Platini Sadisa : « Ces hommes en uniforme m’ont dit que mon sort dépendait de Rebo »
L’identité du chauffeur victime de torture dans l’affaire impliquant Rebo Tcholo est désormais connue. Il s’agit de Platini Sadisa, résident à Kinshasa.
Libéré après avoir été violemment battu puis détenu, l’homme a livré sa version des faits dans une vidéo largement relayée sur les réseaux sociaux. Contrairement à certaines affirmations, Platini Sadisa nie être le chauffeur du manager de l’artiste, mais plutôt travaillant pour une société de location de véhicules, sollicitée dans le cadre d’un tournage dirigé par le réalisateur Jackem.
Platini Sadisa rejette catégoriquement toute accusation de vol visant les biens de l’artiste.

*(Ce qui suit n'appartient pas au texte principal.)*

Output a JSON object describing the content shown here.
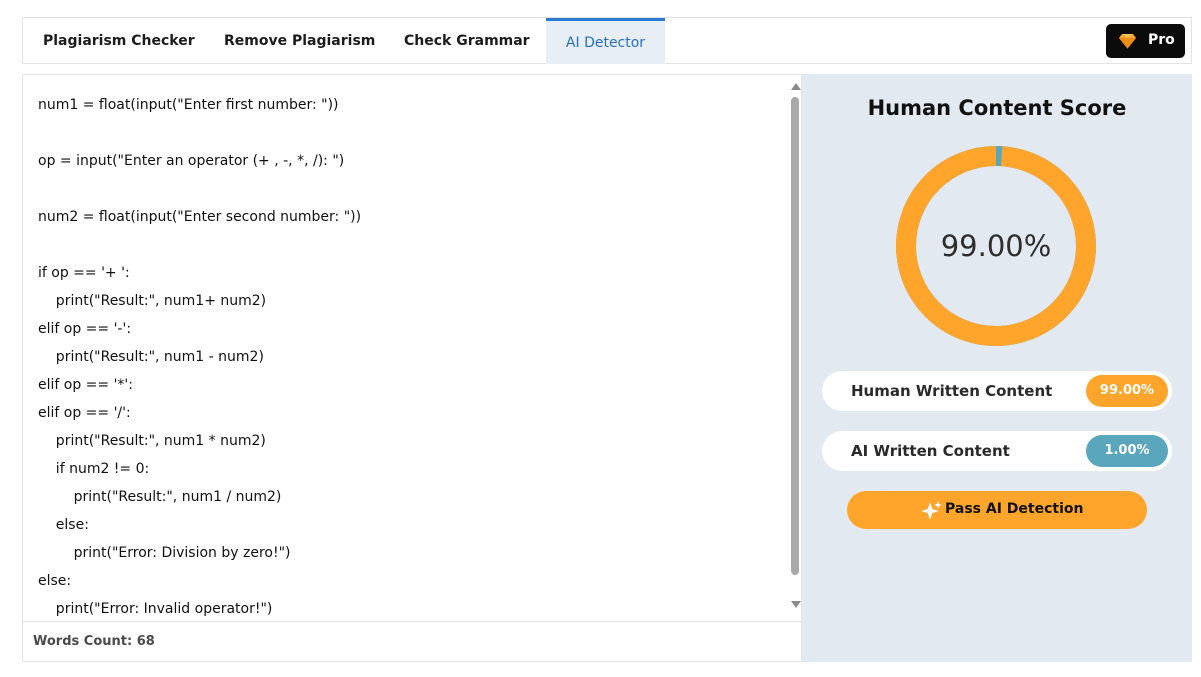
{
  "tabs": [
    {
      "label": "Plagiarism Checker",
      "active": false
    },
    {
      "label": "Remove Plagiarism",
      "active": false
    },
    {
      "label": "Check Grammar",
      "active": false
    },
    {
      "label": "AI Detector",
      "active": true
    }
  ],
  "pro_button": {
    "label": "Pro",
    "icon": "diamond-icon"
  },
  "editor": {
    "lines": [
      "num1 = float(input(\"Enter first number: \"))",
      "",
      "op = input(\"Enter an operator (+ , -, *, /): \")",
      "",
      "num2 = float(input(\"Enter second number: \"))",
      "",
      "if op == '+ ':",
      "    print(\"Result:\", num1+ num2)",
      "elif op == '-':",
      "    print(\"Result:\", num1 - num2)",
      "elif op == '*':",
      "elif op == '/':",
      "    print(\"Result:\", num1 * num2)",
      "    if num2 != 0:",
      "        print(\"Result:\", num1 / num2)",
      "    else:",
      "        print(\"Error: Division by zero!\")",
      "else:",
      "    print(\"Error: Invalid operator!\")"
    ],
    "words_count": "Words Count: 68"
  },
  "result": {
    "title": "Human Content Score",
    "score_label": "99.00%",
    "human_fraction": 0.99,
    "human_label": "Human Written Content",
    "human_value": "99.00%",
    "ai_label": "AI Written Content",
    "ai_value": "1.00%",
    "pass_button": "Pass AI Detection"
  },
  "colors": {
    "accent_orange": "#ffa52c",
    "ai_blue": "#5aa6bd",
    "active_tab_blue": "#2a7ad1",
    "panel_bg": "#e3e9f1"
  }
}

Le chauffeur affirme également avoir subi des menaces, tant de la part des hommes en uniforme que de l’entourage de la chanteuse, y compris cette dernière.
« Je n’ai jamais mis la main dans son sac. Et je n’ai jamais volé ses biens personnels […] J’ai été énormément menacé par Rebo et son équipe », déclare-t-il.
Selon son récit, il aurait tenté de fuir pour se réfugier dans une concession gardée par des agents de sécurité, avant d’être intercepté par des éléments de la police militaire. Ces derniers auraient agi sur instruction, après avoir été appelés par l’artiste et son équipe.
« Vers 4 heures du matin, j’étais ligoté et sévèrement torturé lors d’un interrogatoire hors norme. Puis, ils m’ont conduit en face de l’hôpital du Cinquantenaire, au camp Kokolo, où j’ai passé une nuit de supplices. Ils m’ont promis la mort et m’ont forcé à enregistrer une vidéo dans laquelle je reconnaissais un vol que je n’ai pas commis. »
Platini Sadisa évoque aussi des pressions financières. Le conducteur affirme avoir été contraint de verser une somme d’argent de 500 dollars USD pour obtenir sa libération.
« Le chef de mon agence a payé 200 dollars, et moi-même j’ai donné 100 dollars que j’avais sur mon téléphone. J’ai ensuite dû hypothéquer le téléphone de mon grand frère venu me soutenir. »
D’après lui, la valeur des biens réclamés par l’artiste s’élevait initialement à 7.000 dollars américains, avant d’être revue à la baisse après négociations.
« Ils m’ont fait signer une décharge pour payer les objets supposément perdus. Après supplication, elle a accepté de réduire la somme à 3.000 dollars. »
Cette version des faits entre en contradiction avec celle de l’artiste. Une enquête judiciaire est attendue pour faire la lumière sur cette affaire, notamment à travers une éventuelle confrontation entre les différentes parties. Le dossier pourrait connaître de nouveaux rebondissements.